Erri de Luca, ou le droit à la parole critique

L’écrivain italien défend le droit au sabotage et à la « parole contraire » que la justice lui conteste quand il s’oppose à la LGV Lyon-Turin. Son dernier ouvrage est aussi un plaidoyer pour la responsabilité et l’engagement des intellectuels.

On ne présente plus Erri de Luca, grand romancier italien dont la plume abondante fait le tour du monde. Voilà l’auteur poursuivi en justice pour avoir soutenu le mouvement NO TAV qui s’oppose à la construction de la ligne à grande vitesse du val de Suse. Le percement et la pulvérisation des gisements d’amiante ont mobilisé celles et ceux que la dispersion de ces fibres toxiques horrifie (lire aussi « Erri de Luca, éloge du sabotage »).

La plainte déposée par la LTF (Lyon Turin ferroviaire) accuse Erri de Luca d’avoir « incité publiquement à commettre un ou plusieurs délits ». Il est notamment fait référence à des propos tenus par le romancier dans une interview au Huffington Post. Le romancier y donne son point de vue : les discussions avec le gouvernement ayant échoué, le chantier de la ligne inutile en construction doit être saboté. « Pour moi, c’est un viol de territoire », écrit Erri de Luca.

Dans un court essai chez Gallimard pour revendiquer le droit à la parole contraire, il s’explique. « J’accepte volontiers une condamnation pénale, mais pas une réduction de vocabulaire », écrit-il. « Saboter » ne signifie pas forcément une dégradation matérielle. Erri de Luca nous emmène surtout sur un terrain d’actualité : la responsabilité des intellectuels, des artistes, dont la parole compte dans l’espace public.

La parole de l’écrivain

Après avoir énoncé sa nostalgie d’un temps où Pasolini, grand intellectuel italien de la gauche révolutionnaire, écrivait dans la presse officielle et était invité régulièrement par la télévision publique, Erri de Luca constate le silence assourdissant des artistes de notre époque : « essayez donc aujourd’hui de demander au firmament du tapis rouge une signature pour la plus innocente pétition. »

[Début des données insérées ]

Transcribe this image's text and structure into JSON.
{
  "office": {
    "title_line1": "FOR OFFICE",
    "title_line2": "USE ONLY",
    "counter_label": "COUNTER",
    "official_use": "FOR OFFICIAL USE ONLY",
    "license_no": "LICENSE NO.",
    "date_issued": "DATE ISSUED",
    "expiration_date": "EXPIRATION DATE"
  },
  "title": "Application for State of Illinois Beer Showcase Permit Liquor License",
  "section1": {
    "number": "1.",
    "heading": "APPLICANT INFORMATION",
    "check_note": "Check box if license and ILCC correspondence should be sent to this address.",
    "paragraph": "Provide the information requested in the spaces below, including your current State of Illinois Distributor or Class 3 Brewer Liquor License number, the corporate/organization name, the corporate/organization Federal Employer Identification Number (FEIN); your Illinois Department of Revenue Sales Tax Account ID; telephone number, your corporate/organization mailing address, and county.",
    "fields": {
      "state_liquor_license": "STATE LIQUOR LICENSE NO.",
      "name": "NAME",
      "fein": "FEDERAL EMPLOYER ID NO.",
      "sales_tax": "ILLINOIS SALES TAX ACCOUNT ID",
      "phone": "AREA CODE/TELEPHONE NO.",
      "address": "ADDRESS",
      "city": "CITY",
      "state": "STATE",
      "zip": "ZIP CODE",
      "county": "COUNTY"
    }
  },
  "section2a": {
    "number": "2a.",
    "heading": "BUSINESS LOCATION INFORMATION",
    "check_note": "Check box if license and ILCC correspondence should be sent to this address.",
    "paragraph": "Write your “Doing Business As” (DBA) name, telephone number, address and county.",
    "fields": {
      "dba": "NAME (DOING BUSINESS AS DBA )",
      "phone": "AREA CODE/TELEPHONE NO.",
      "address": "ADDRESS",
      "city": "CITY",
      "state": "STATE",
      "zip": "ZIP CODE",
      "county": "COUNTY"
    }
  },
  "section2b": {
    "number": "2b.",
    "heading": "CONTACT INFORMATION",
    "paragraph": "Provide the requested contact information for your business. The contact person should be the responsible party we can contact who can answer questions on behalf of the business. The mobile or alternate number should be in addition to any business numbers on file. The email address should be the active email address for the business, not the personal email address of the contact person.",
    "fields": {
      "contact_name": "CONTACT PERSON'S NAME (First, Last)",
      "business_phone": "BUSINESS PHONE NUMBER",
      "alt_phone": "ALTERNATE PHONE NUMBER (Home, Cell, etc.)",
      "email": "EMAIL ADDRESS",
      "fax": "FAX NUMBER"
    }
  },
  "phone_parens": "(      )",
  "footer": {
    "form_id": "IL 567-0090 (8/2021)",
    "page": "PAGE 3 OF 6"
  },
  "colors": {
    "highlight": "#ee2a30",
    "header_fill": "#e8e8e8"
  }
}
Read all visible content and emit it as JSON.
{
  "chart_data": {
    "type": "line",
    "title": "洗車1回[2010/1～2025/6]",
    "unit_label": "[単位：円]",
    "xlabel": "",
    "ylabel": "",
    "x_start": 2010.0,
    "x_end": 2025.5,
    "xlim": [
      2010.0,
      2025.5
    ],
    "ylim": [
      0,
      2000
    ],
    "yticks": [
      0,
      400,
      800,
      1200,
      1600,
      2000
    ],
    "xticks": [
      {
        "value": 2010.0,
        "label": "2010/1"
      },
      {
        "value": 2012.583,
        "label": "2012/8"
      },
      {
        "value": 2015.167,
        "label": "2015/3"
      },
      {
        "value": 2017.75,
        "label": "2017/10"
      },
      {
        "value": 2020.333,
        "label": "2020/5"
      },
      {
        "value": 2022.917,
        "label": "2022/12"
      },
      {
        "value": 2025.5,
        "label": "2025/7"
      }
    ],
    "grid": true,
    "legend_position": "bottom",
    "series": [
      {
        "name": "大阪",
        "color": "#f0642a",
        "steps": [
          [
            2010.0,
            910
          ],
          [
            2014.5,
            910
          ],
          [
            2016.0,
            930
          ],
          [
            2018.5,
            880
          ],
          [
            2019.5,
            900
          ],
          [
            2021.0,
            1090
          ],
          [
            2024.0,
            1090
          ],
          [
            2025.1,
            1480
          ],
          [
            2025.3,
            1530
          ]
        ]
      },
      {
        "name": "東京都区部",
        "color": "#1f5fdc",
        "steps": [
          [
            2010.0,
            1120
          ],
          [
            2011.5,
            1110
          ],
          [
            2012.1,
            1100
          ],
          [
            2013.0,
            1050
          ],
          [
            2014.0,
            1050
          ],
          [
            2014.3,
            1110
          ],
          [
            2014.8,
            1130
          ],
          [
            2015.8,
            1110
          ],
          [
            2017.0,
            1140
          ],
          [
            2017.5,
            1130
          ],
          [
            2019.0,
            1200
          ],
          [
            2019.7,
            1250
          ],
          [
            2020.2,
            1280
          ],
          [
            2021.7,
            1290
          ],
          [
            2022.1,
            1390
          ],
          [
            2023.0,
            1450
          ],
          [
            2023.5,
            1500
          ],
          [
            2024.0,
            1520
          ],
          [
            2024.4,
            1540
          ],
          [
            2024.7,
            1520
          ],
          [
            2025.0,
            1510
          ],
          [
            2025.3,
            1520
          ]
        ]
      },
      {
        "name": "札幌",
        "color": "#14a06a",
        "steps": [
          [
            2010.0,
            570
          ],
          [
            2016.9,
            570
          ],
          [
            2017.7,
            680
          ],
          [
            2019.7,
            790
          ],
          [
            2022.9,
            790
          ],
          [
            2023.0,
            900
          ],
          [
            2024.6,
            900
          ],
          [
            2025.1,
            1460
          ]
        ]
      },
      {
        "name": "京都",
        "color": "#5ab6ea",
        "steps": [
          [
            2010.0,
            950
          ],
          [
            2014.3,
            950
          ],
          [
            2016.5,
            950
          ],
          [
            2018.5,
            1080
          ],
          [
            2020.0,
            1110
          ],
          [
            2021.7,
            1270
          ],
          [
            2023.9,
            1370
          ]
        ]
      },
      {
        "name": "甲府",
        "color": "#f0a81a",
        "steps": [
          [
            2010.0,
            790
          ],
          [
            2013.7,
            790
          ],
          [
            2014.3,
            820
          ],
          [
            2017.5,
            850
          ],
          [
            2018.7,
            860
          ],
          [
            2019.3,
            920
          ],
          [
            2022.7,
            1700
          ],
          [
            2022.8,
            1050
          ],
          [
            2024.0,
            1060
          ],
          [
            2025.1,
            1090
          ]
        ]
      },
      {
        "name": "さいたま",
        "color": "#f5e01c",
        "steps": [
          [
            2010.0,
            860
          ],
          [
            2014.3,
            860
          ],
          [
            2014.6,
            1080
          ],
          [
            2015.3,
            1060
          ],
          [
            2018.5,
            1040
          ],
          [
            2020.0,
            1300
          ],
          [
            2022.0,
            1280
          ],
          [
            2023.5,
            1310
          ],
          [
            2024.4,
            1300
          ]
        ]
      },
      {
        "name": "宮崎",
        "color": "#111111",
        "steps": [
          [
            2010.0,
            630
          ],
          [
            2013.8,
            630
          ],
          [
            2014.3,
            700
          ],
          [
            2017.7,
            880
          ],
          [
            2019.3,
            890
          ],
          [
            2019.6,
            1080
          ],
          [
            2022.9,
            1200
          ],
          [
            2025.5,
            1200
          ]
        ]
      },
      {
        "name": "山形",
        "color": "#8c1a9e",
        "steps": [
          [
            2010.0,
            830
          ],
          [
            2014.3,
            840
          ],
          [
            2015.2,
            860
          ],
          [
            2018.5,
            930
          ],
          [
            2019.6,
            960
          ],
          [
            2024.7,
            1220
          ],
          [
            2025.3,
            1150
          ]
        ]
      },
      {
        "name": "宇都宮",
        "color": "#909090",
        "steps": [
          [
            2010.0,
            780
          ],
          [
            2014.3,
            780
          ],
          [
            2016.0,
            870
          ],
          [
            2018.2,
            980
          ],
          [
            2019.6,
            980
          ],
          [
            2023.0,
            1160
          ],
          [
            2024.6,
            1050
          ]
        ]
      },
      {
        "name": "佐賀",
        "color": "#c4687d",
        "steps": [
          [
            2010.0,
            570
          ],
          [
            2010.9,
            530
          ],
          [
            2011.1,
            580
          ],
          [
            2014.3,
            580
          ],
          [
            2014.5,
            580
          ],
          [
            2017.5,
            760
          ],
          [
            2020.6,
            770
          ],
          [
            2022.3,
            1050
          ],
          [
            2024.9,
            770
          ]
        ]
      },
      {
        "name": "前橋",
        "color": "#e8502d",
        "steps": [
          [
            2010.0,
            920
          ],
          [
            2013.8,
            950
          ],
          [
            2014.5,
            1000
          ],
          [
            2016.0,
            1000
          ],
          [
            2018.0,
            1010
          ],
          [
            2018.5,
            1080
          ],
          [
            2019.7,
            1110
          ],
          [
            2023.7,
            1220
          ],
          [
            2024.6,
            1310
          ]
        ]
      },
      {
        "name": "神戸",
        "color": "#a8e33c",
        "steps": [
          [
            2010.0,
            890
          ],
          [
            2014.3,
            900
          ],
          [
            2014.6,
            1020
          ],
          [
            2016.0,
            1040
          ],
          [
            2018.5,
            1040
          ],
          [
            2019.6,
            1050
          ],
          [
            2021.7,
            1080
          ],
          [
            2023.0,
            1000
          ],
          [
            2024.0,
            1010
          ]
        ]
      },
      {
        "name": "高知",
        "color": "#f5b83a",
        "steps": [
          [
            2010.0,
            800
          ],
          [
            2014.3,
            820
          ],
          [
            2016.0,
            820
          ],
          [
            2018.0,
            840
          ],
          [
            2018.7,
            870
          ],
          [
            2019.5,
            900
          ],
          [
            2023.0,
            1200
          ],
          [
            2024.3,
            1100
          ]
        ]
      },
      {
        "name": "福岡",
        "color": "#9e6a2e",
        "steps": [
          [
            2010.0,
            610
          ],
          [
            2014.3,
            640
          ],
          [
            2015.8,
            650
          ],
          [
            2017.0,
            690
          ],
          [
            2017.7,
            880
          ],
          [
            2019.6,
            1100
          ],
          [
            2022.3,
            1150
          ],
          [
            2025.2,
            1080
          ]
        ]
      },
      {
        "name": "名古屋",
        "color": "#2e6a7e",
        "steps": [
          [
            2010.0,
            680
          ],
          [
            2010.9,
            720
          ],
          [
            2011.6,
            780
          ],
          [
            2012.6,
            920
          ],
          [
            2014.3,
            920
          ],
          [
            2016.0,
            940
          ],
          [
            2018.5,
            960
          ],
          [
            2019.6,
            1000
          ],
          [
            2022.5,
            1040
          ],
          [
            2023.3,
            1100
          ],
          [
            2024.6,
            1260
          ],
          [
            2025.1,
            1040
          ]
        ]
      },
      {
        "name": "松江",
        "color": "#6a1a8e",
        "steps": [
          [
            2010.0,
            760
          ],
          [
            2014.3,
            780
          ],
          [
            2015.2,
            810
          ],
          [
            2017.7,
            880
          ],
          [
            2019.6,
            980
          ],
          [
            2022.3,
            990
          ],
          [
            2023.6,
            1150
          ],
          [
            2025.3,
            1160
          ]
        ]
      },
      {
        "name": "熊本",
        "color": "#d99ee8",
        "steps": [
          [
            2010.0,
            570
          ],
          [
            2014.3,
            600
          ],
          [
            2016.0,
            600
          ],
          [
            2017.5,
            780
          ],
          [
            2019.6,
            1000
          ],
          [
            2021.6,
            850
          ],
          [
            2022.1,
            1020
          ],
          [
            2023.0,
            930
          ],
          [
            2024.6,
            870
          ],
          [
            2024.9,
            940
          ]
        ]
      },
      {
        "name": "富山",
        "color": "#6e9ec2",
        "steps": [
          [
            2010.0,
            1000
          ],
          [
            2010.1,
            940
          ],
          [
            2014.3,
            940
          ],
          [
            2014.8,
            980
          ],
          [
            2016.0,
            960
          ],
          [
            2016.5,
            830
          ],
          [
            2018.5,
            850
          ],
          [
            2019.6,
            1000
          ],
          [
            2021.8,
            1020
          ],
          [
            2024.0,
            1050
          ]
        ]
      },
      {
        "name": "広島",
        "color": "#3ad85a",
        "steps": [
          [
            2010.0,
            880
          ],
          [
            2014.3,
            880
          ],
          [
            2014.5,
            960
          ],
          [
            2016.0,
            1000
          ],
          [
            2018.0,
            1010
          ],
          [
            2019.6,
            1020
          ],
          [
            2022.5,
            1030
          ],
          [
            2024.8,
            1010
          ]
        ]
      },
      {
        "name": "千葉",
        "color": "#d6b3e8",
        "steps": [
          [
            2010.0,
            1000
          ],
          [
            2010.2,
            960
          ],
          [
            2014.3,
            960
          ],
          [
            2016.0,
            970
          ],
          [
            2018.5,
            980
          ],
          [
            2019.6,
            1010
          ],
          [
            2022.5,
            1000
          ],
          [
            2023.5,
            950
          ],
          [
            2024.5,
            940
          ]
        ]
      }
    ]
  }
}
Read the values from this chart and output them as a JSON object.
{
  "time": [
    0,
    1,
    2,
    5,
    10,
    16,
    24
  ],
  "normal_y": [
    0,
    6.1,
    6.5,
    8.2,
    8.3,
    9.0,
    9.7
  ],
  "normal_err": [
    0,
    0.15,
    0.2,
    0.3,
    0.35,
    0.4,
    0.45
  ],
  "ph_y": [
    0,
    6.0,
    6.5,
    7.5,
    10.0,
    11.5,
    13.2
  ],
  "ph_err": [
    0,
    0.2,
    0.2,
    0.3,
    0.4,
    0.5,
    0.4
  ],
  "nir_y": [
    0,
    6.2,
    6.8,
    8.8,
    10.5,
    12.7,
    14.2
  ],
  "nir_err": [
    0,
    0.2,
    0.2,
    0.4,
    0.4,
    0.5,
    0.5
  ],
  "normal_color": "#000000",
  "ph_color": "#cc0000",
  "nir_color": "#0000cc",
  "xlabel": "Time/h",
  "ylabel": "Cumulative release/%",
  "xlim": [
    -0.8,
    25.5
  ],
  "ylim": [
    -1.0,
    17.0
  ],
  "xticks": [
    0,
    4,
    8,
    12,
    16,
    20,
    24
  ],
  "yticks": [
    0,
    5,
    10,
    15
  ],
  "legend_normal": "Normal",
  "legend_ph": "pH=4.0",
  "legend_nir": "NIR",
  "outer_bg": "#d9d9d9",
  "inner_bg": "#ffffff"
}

Pourtant, rappelle le romancier, « un écrivain possède une petite voix publique. Il peut s’en servir pour faire quelque chose de plus que la promotion de ses œuvres ». Et notamment, il peut utiliser sa parole au service des sans voix, « être le porte-parole de celui qui est sans écoute. »

La plainte déposée contre lui a finalement mis sur un piédestal sa parole contraire. C’est son « premier prix littéraire en Italie », conclut-il. Dans ce texte court et libre, Erri de Luca affirme aussi que « l’utopie n’est pas un point d’arrivée, mais un point de départ ».

 Clémentine Autain

La parole contraire, d’Erri de Luca, Gallimard, 8 euros.